Read the links I gave you and try to follow the information. I have had great success with my technique, however.
As far as him gulping down food and throwing it up, it is his high-level of anxiousness, etc.
This is what your boyfriend should do:
Fill his bowl with his food, and hold the bowl while he eats. If he begins to eat too fast, your boyfriend should raise the bowl up and away from him. Tell him "easy" or "slow" an (one word command) then when he calms and sits (sit on command) offer him the food bowl while holding it, and as long as he eats slow and chews, etc. normally, remain holding his bowl while he eats. However, if he gulps it down again, raise the bowl upward and away from him and give him the "easy" or "calm" command and tell him to sit and do it over again.
This will help him learn to eat slower and feel more secure.

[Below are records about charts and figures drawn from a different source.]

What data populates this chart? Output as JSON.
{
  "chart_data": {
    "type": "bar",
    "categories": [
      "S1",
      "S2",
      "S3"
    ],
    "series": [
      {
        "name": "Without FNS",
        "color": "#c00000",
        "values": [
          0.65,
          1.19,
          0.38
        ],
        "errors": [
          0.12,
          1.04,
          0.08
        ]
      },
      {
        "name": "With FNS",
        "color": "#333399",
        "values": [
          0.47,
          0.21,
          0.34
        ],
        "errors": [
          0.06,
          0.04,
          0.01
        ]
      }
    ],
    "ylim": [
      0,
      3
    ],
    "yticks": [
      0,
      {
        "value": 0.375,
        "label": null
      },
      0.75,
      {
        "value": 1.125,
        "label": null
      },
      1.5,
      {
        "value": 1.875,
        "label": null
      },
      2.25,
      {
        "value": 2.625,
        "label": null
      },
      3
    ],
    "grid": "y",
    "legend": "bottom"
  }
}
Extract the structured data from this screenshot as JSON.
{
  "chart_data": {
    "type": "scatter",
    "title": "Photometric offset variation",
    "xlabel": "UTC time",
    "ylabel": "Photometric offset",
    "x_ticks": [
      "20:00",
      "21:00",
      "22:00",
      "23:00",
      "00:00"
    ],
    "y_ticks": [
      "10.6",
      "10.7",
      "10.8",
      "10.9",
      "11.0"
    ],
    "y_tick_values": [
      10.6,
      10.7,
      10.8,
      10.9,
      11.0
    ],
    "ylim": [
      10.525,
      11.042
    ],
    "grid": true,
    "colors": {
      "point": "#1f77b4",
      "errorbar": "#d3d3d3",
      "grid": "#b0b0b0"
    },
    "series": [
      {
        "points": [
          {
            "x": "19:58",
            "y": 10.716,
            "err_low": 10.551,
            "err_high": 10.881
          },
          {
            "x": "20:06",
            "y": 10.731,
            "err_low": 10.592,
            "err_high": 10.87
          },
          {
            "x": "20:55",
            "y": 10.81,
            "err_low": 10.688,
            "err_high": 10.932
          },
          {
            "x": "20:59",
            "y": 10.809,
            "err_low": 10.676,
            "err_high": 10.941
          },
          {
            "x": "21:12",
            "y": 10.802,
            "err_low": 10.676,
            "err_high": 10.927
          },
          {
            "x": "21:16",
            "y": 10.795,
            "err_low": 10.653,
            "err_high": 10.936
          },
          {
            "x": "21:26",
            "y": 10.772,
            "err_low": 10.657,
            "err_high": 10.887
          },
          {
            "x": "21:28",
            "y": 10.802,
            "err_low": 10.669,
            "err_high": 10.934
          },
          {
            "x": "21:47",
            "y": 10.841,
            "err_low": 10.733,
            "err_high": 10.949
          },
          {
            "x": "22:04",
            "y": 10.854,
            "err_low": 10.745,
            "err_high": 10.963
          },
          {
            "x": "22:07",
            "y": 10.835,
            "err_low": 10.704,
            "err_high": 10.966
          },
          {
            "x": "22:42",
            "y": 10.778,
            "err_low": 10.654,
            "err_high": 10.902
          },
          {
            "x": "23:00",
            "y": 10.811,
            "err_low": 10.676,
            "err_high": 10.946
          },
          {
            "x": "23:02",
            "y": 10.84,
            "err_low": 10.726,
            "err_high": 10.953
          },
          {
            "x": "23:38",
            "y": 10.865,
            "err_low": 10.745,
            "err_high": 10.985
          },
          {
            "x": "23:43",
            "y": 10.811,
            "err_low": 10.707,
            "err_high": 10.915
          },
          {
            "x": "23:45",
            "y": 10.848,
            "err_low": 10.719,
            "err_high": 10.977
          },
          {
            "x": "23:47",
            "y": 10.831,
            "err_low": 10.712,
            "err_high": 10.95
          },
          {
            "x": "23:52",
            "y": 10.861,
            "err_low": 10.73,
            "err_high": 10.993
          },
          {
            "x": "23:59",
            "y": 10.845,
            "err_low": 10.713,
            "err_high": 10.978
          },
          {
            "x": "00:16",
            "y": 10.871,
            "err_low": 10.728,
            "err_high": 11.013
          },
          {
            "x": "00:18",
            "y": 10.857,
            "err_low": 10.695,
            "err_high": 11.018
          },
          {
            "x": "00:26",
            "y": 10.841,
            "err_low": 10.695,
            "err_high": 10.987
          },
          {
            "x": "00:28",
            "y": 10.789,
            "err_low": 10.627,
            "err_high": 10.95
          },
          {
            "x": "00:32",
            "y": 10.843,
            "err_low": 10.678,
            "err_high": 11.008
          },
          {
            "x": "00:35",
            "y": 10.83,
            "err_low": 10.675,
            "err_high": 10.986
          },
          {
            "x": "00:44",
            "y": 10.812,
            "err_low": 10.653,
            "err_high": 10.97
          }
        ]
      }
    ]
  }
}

Soon, he will be able to eat by himself at a slow pace.
Do not put his bowl any higher than 12-16 inches. I use a raised double bowl feed for large breeds. This helps reduce air and the likelihood of a twisted stomach... it is easier on the spine and neck, and is all around healthier for a middle sized to large breed dog such as the Boxer. It is called an "elevated feeder."
You can buy one at any pet store, sometimes major chain discount stores, and online.
Here is a picture and information:
You might pay $20-25-30-40 for the high-rise feeder, but well, well worth it.